In most cases of femoral hernia, they contain a loop of bowel herniating through them, which are titularly termed Richter’s hernia (partial enterocele). Such cases rapidly progress to gangrene as the constricting ring exerts pressure on the wall of the bowel, obstructing blood flow. Signs and symptoms of intestinal obstruction are present only in cases where more than two-thirds of the bowel wall circumference is involved [5]. In the case of our patient, she had a complete loop of bowel in the femoral ring in contrast with the usual Ritcher’s type hernia usually reported.

An Enterocutaneous Fistula (ECF) forms in the presence of an abnormal communication between the gastrointestinal tract and the skin (or wound). ECFs most commonly follow a visceral surgery (i.e. iatrogenic) [6,7]. They have a higher incidence postoperatively with only one-fourth of cases occurring spontaneously, most frequently in the setting of inflammatory bowel diseases like Crohn’s [7]. Other common causes of spontaneous ECFs are malignancies, post-radiation therapy for malignancies, diverticulitis, appendicitis, mesenteric ischemia, tuberculosis, and strangulation of bowel loops [5,8]. The evolution of an incarcerated hernia to an ECF results in bowel decompression and is associated with an increased incidence of sepsis and mortality, especially with high-output fistulae (>500 mL/24 h) [3].

They have a high propensity for strangulation and incarceration with an increasing probability of complications as time passes. They commonly present with obstruction and perforation of the incarcerated ileal loop leading to the formation of ECFs in these patients is a rare phenomenon, as seen in our patient [6]. Additionally, our patient’s case was similar to a Ritcher’s type of hernia as only part of the bowel wall was trapped in the hernial sac even though a complete loop had herniated, which led to the formation of an ECF [9].

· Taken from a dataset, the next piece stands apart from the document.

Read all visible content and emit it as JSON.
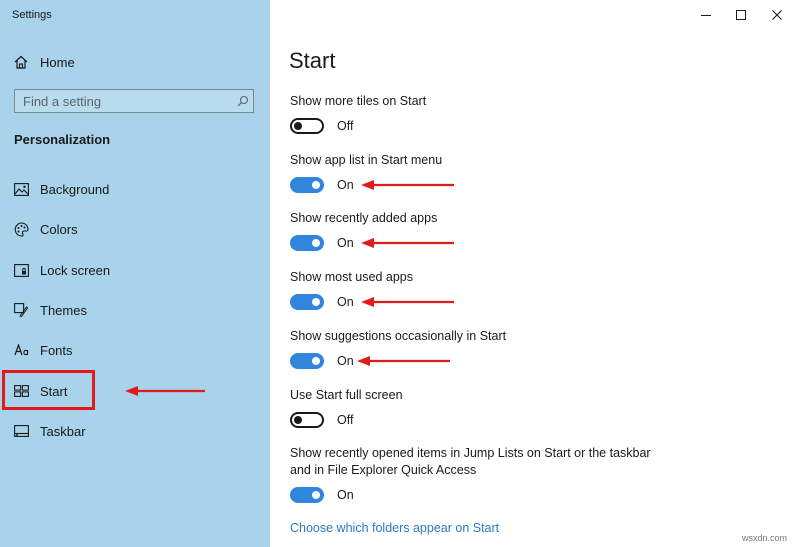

The common acronym SNAP is used as a guideline to describe ECF care protocol and has been proven effective in the treatment of such cases [7]. It involves initial resuscitation, electrolyte repletion, identification, and treatment of sepsis followed by a nutritional assessment. In patients who are well-nourished and with effectively controlled fistula effluent, this is followed by imaging to view the involved anatomical structures. The final step is the closure of the fistula through a surgical procedure [7]. Our patient was managed in accordance with the SNAP guideline which led to steady improvement and an absence of complications.

Our case of spontaneous ECF in the setting of a complicated femoral hernia was due to late presentation, negligence, and poor socioeconomic status of the patient. Most patients in our setup belong to poor settings, lack the appropriate knowledge required for timely check-ups, and neglect their health until critical levels or emergencies. Delayed presentation is the major cause of increased hospital stay, morbidity, and mortality. These factors play an important role in the formation of such fistulae even with the technological and innovative advances in the medical field. However, management constituting adherence to protocols like the SNAP guideline is essential for delayed presentations to avoid further complications. After correcting electrolyte abnormalities, patients should be subjected to a defini tive surgical procedure, as early as possible.